BACKGROUND
Under the paradigm of Precision Medicine (PM), patients with the same disease can receive different personalized therapies according to their clinical and genetic features. These therapies are determined by the totality of all available clinical evidence, including results from case reports, clinical trials and systematic reviews. However, it is increasingly difficult for physicians to find such evidence from scientific publications, whose size is growing at an unprecedented pace.
OBJECTIVE
In this work, we propose the PM-Search system to facilitate the retrieval of clinical literature that contains critical evidence for or against giving specific therapies to certain cancer patients.
METHODS
The PM-Search system combines a Baseline Retriever that selects document candidates at large scale and an Evidence Re-ranker that finely reorders the candidates based on their evidence quality.
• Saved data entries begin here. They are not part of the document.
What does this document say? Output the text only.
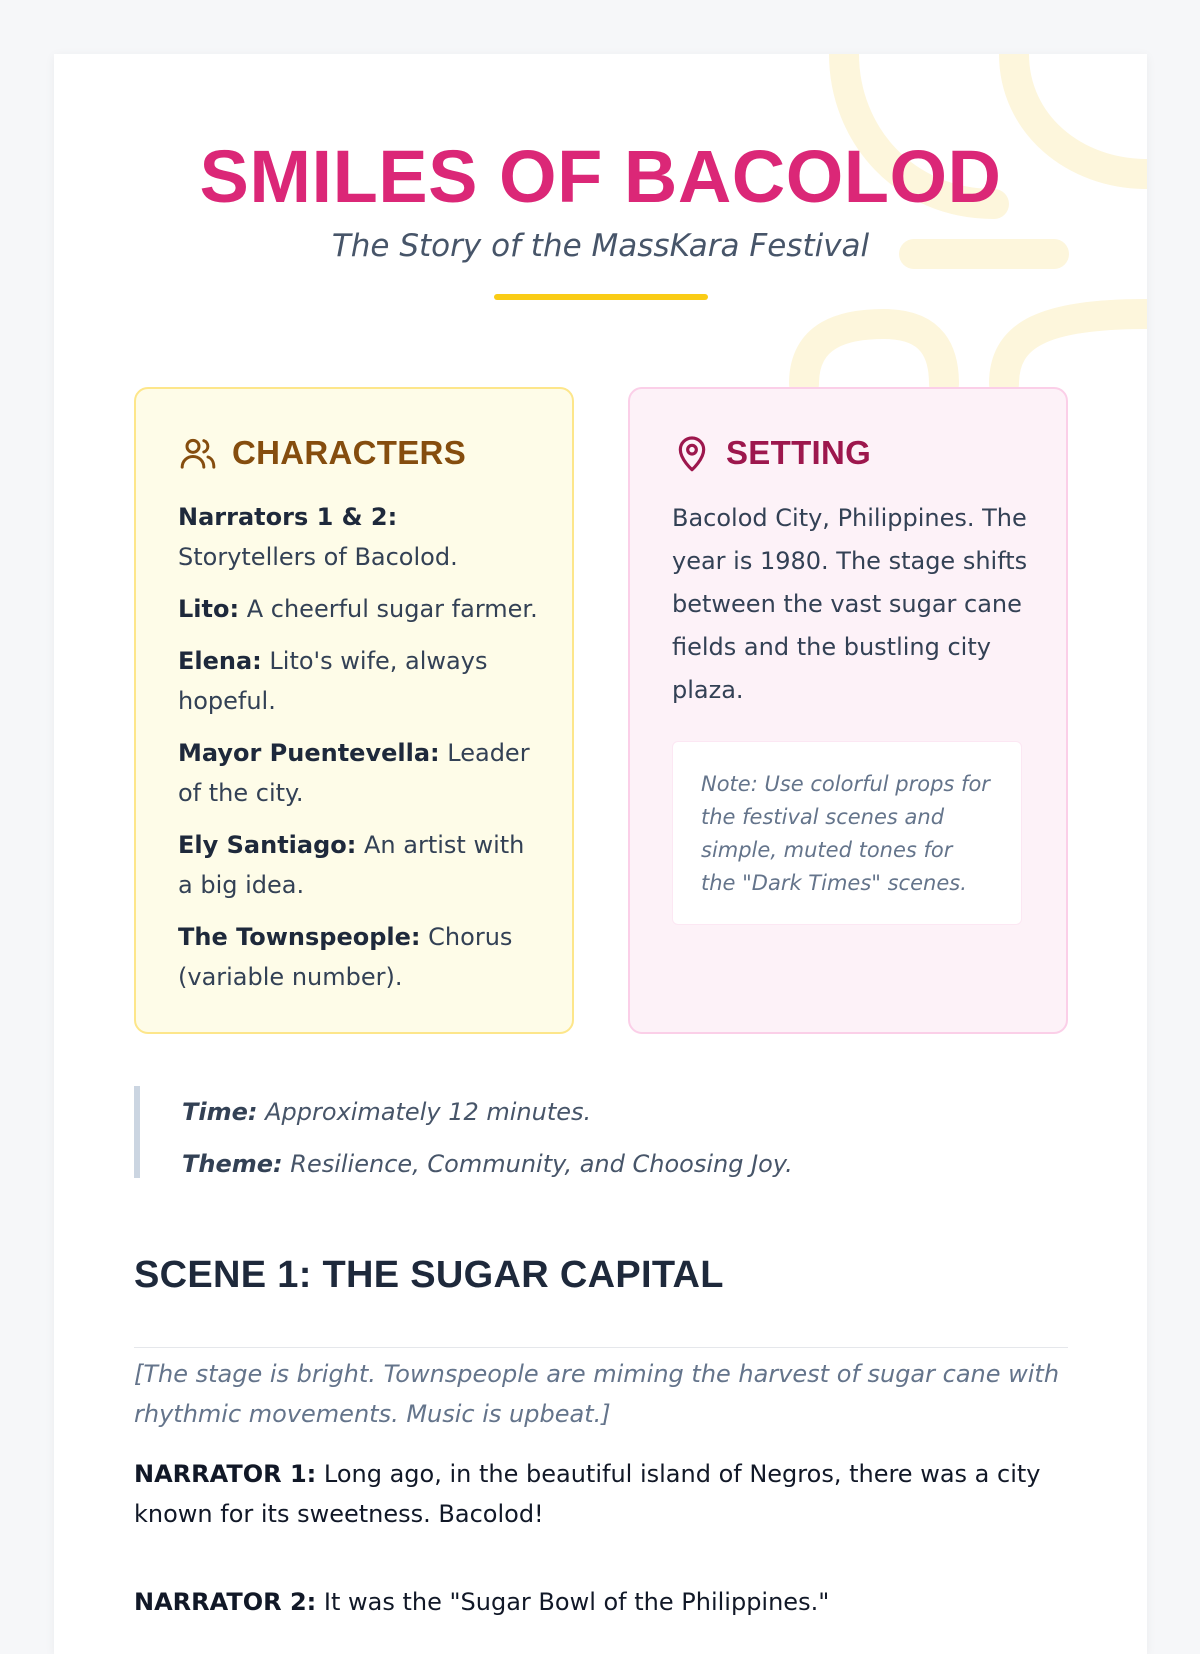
SMILES OF BACOLOD

The Story of the MassKara Festival

CHARACTERS
Narrators 1 & 2: Storytellers of Bacolod.
Lito: A cheerful sugar farmer.
Elena: Lito's wife, always hopeful.
Mayor Puentevella: Leader of the city.
Ely Santiago: An artist with a big idea.
The Townspeople: Chorus (variable number).
SETTING

Bacolod City, Philippines. The year is 1980. The stage shifts between the vast sugar cane fields and the bustling city plaza.

Note: Use colorful props for the festival scenes and simple, muted tones for the "Dark Times" scenes.

Time: Approximately 12 minutes.

Theme: Resilience, Community, and Choosing Joy.

SCENE 1: THE SUGAR CAPITAL

[The stage is bright. Townspeople are miming the harvest of sugar cane with rhythmic movements. Music is upbeat.]

NARRATOR 1: Long ago, in the beautiful island of Negros, there was a city known for its sweetness. Bacolod!

NARRATOR 2: It was the "Sugar Bowl of the Philippines."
The Baseline Retriever uses query expansion and keyword matching with the Elasticsearch retrieval engine, and the Evidence Re-ranker fits pre-trained language models to expert annotations that are derived from an active learning strategy.
RESULTS
The PM-Search system achieves the best performance in the retrieval of high-quality clinical evidence at the TREC PM Track 2020, outperforming the second-ranking systems by large margins (0.4780 v.s. 0.4238 for standard NDCG@30 and 0.4519 v.s. 0.4193 for exponential NDCG@30).
CONCLUSIONS
We present PM-Search, a state-of-the-art search engine to assist the practicing of evidence-based PM. PM-Search uses a novel BioBERT-based active learning strategy that models evidence quality and improves the model performance. Our analyses show that evidence quality is a distinct aspect from the general relevance, and specific modeling of evidence quality beyond general relevance is required for a PM search engine.